We find Appellant's arguments unpersuasive. First, far from merely suggesting that he placed C.W.'s hands underwater, Appellant admits in his recorded statement that he filled a sink with hot water and submerged C.W.'s hands in the hot water for five-to-ten minutes while the child cried for him to stop. The videotape of this confession was played for the jury during the guilt or innocence phase of the trial. Further, the State's witness, Dr. Dissanaike, testified that based on her experience as an expert in pediatric burns, C.W.'s burns were intentionally inflicted. Once he had been separated from Appellant, C.W. also told a Child Protective Services agent it was Appellant who had burned him. Based on this evidence, a reasonable jury could infer Appellant intended to burn and did burn C.W.'s hands. See Jackson v. State, 399 S.W.3d 285, 291 (Tex.App.--Waco 2013, no pet.)(intent can be inferred from the method used to produce the injuries and the words, acts, and conduct of the defendant). Secondly, whether serious bodily injury occurred depends on the disfigurement or impairment of the injury as it was at the time of the offense, not as it is after medical treatment has lessened its impact. Blea v. State, 483 S.W.3d 29, 35 (Tex.Crim.App. 2016). A jury is free to draw reasonable inferences from the evidence presented to it based on its common sense, knowledge, and experience. Sizemore v. State, 387 S.W.3d 824, 830 (Tex.App.--Amarillo 2012, pet. ref'd). C.W. was hospitalized for two weeks, had to receive a skin graft, and his treating physician predicted he would have to wear compression gloves twenty-four hours a day for three-to-four years. The jury was also shown photographs of C.W.'s burns. A rational jury could have found beyond a reasonable doubt, based on this evidence and the inferences therefrom, the injury as inflicted would cause serious permanent disfigurement or protracted loss or impairment of the function of C.W.'s hands. TEX.PENAL CODE ANN. § 1.07(a)(46). Accordingly, Appellant's second issue is overruled.

CONCLUSION

We affirm the judgment of the trial court as to the conviction of Appellant, but we reverse the judgment insofar as it relates to punishment. We remand this cause to the trial court for a new punishment hearing. See TEX.CODE CRIM.PROC.ANN. art. 44.29(b)(West Supp. 2017).

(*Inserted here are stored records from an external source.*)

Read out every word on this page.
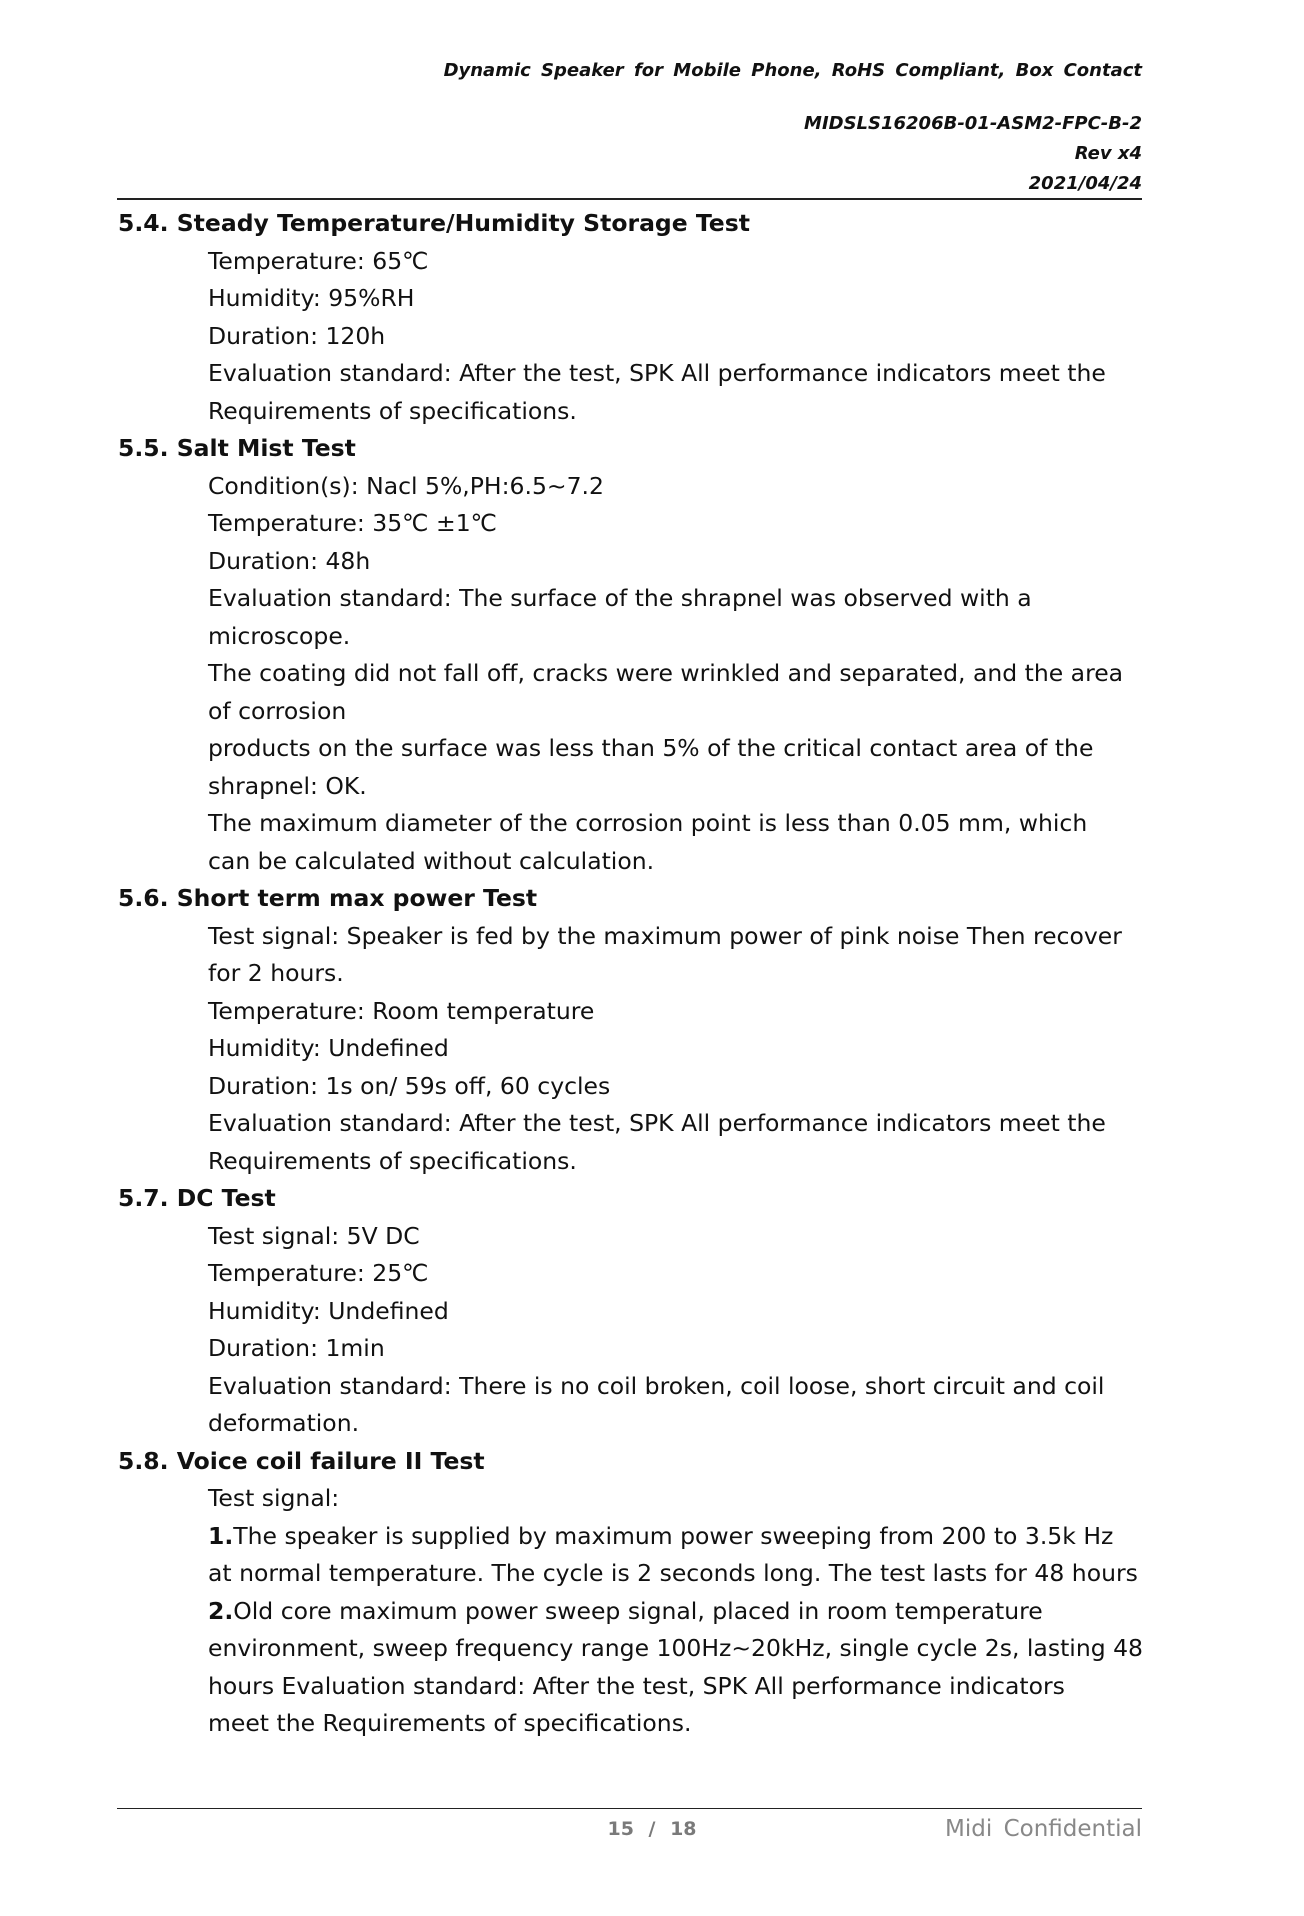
Dynamic Speaker for Mobile Phone, RoHS Compliant, Box Contact
MIDSLS16206B-01-ASM2-FPC-B-2
Rev x4
2021/04/24

5.4. Steady Temperature/Humidity Storage Test

Temperature: 65℃

Humidity: 95%RH

Duration: 120h

Evaluation standard: After the test, SPK All performance indicators meet the

Requirements of specifications.

5.5. Salt Mist Test

Condition(s): Nacl 5%,PH:6.5~7.2

Temperature: 35℃ ±1℃

Duration: 48h

Evaluation standard: The surface of the shrapnel was observed with a

microscope.

The coating did not fall off, cracks were wrinkled and separated, and the area

of corrosion

products on the surface was less than 5% of the critical contact area of the

shrapnel: OK.

The maximum diameter of the corrosion point is less than 0.05 mm, which

can be calculated without calculation.

5.6. Short term max power Test

Test signal: Speaker is fed by the maximum power of pink noise Then recover

for 2 hours.

Temperature: Room temperature

Humidity: Undefined

Duration: 1s on/ 59s off, 60 cycles

Evaluation standard: After the test, SPK All performance indicators meet the

Requirements of specifications.

5.7. DC Test

Test signal: 5V DC

Temperature: 25℃

Humidity: Undefined

Duration: 1min

Evaluation standard: There is no coil broken, coil loose, short circuit and coil

deformation.

5.8. Voice coil failure II Test

Test signal:

1.The speaker is supplied by maximum power sweeping from 200 to 3.5k Hz

at normal temperature. The cycle is 2 seconds long. The test lasts for 48 hours

2.Old core maximum power sweep signal, placed in room temperature

environment, sweep frequency range 100Hz~20kHz, single cycle 2s, lasting 48

hours Evaluation standard: After the test, SPK All performance indicators

meet the Requirements of specifications.

15 / 18	Midi Confidential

Hughes, J., Not Participating

FOOTNOTES

1.   Name redacted in accordance with TEX.R.APP.P. 9.10.

2.   TEX.CODE CRIM.PROC.ANN. art. 28.01 (West 2006).

3.   Neither party disputes Appellant was eligible for probation.

4.   Repealed by Act of June 17, 2015, 84th Leg. R.S., ch. 770 (HB 2299), § 3.01, 2015 TEX.GEN.LAWS 2321, 2395 (current version at TEX.CODE CRIM.PROC.ANN. art. 42A.055 (West Supp. 2017)).